The objective of this program is to develop a high-throughput and high-resolution 3D tissue scanner with an Internet-connected 3D virtual microscope for large-scale automated histology. The instrument will digitize a wide variety of organs and generate 3D data sets. A data processing pipeline will automatically convert the raw data sets into aligned volumetric data sets without human intervention. Therefore immediate access to the large-scale histological data will be possible for a wide variety of research and research training communities.

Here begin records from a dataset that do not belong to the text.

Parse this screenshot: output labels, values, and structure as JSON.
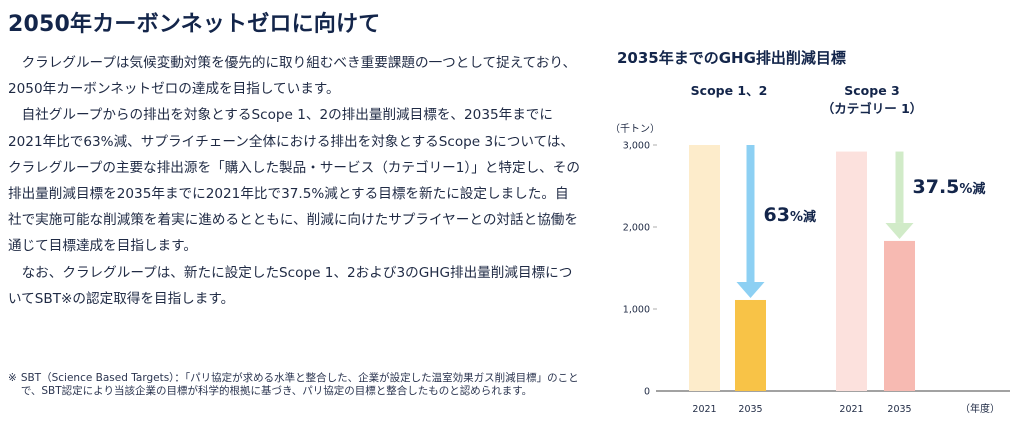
{
  "heading": "2050年カーボンネットゼロに向けて",
  "paragraphs": [
    "クラレグループは気候変動対策を優先的に取り組むべき重要課題の一つとして捉えており、2050年カーボンネットゼロの達成を目指しています。",
    "自社グループからの排出を対象とするScope 1、2の排出量削減目標を、2035年までに2021年比で63%減、サプライチェーン全体における排出を対象とするScope 3については、クラレグループの主要な排出源を「購入した製品・サービス（カテゴリー1）」と特定し、その排出量削減目標を2035年までに2021年比で37.5%減とする目標を新たに設定しました。自社で実施可能な削減策を着実に進めるとともに、削減に向けたサプライヤーとの対話と協働を通じて目標達成を目指します。",
    "なお、クラレグループは、新たに設定したScope 1、2および3のGHG排出量削減目標についてSBT※の認定取得を目指します。"
  ],
  "footnote": {
    "mark": "※",
    "text": "SBT（Science Based Targets）：「パリ協定が求める水準と整合した、企業が設定した温室効果ガス削減目標」のことで、SBT認定により当該企業の目標が科学的根拠に基づき、パリ協定の目標と整合したものと認められます。"
  },
  "chart_data": {
    "type": "bar",
    "title": "2035年までのGHG排出削減目標",
    "unit_label": "（千トン）",
    "xunit_label": "（年度）",
    "ylim": [
      0,
      3000
    ],
    "yticks": [
      0,
      1000,
      2000,
      3000
    ],
    "ytick_labels": [
      "0",
      "1,000",
      "2,000",
      "3,000"
    ],
    "grid": false,
    "groups": [
      {
        "name": "Scope 1、2",
        "categories": [
          "2021",
          "2035"
        ],
        "values": [
          3000,
          1110
        ],
        "colors": [
          "#fdeccb",
          "#f8c347"
        ],
        "arrow_color": "#8dd0f3",
        "reduction_value": "63",
        "reduction_suffix": "%減"
      },
      {
        "name": "Scope 3\n（カテゴリー 1）",
        "categories": [
          "2021",
          "2035"
        ],
        "values": [
          2920,
          1830
        ],
        "colors": [
          "#fce1dd",
          "#f7bab2"
        ],
        "arrow_color": "#d1ebc8",
        "reduction_value": "37.5",
        "reduction_suffix": "%減"
      }
    ]
  }
}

The intellectual merit is as follows. Large-scale output data of the instrument will be easily acquired and shared through the fast scanner, data processing pipelines, and web-based visualization framework. In the past, investigation of biological organs were limited to either gross system-level studies or highly detailed microscopic analysis of small subsets of the organ. The new tissue scanner will digitally restore tissue structure in 3D with a specialized visualization framework that helps researchers to fully understand function of biological organs.
The broader impacts are three folds: (1) Obtaining digitized high-resolution data for multi-scale investigation of biological organs at a high acquisition rate will open up new areas of research in the community. (2) For education infrastructure, microscopic atlases of whole biological organs can serve as educational materials for students and educators at all levels. (3) For dissemination, the project results will provide research communities with a new 3D tissue scanner with a virtual microscope by which researchers can obtain digitized 3D tissue data in sub-micron level resolution from a tissue sample.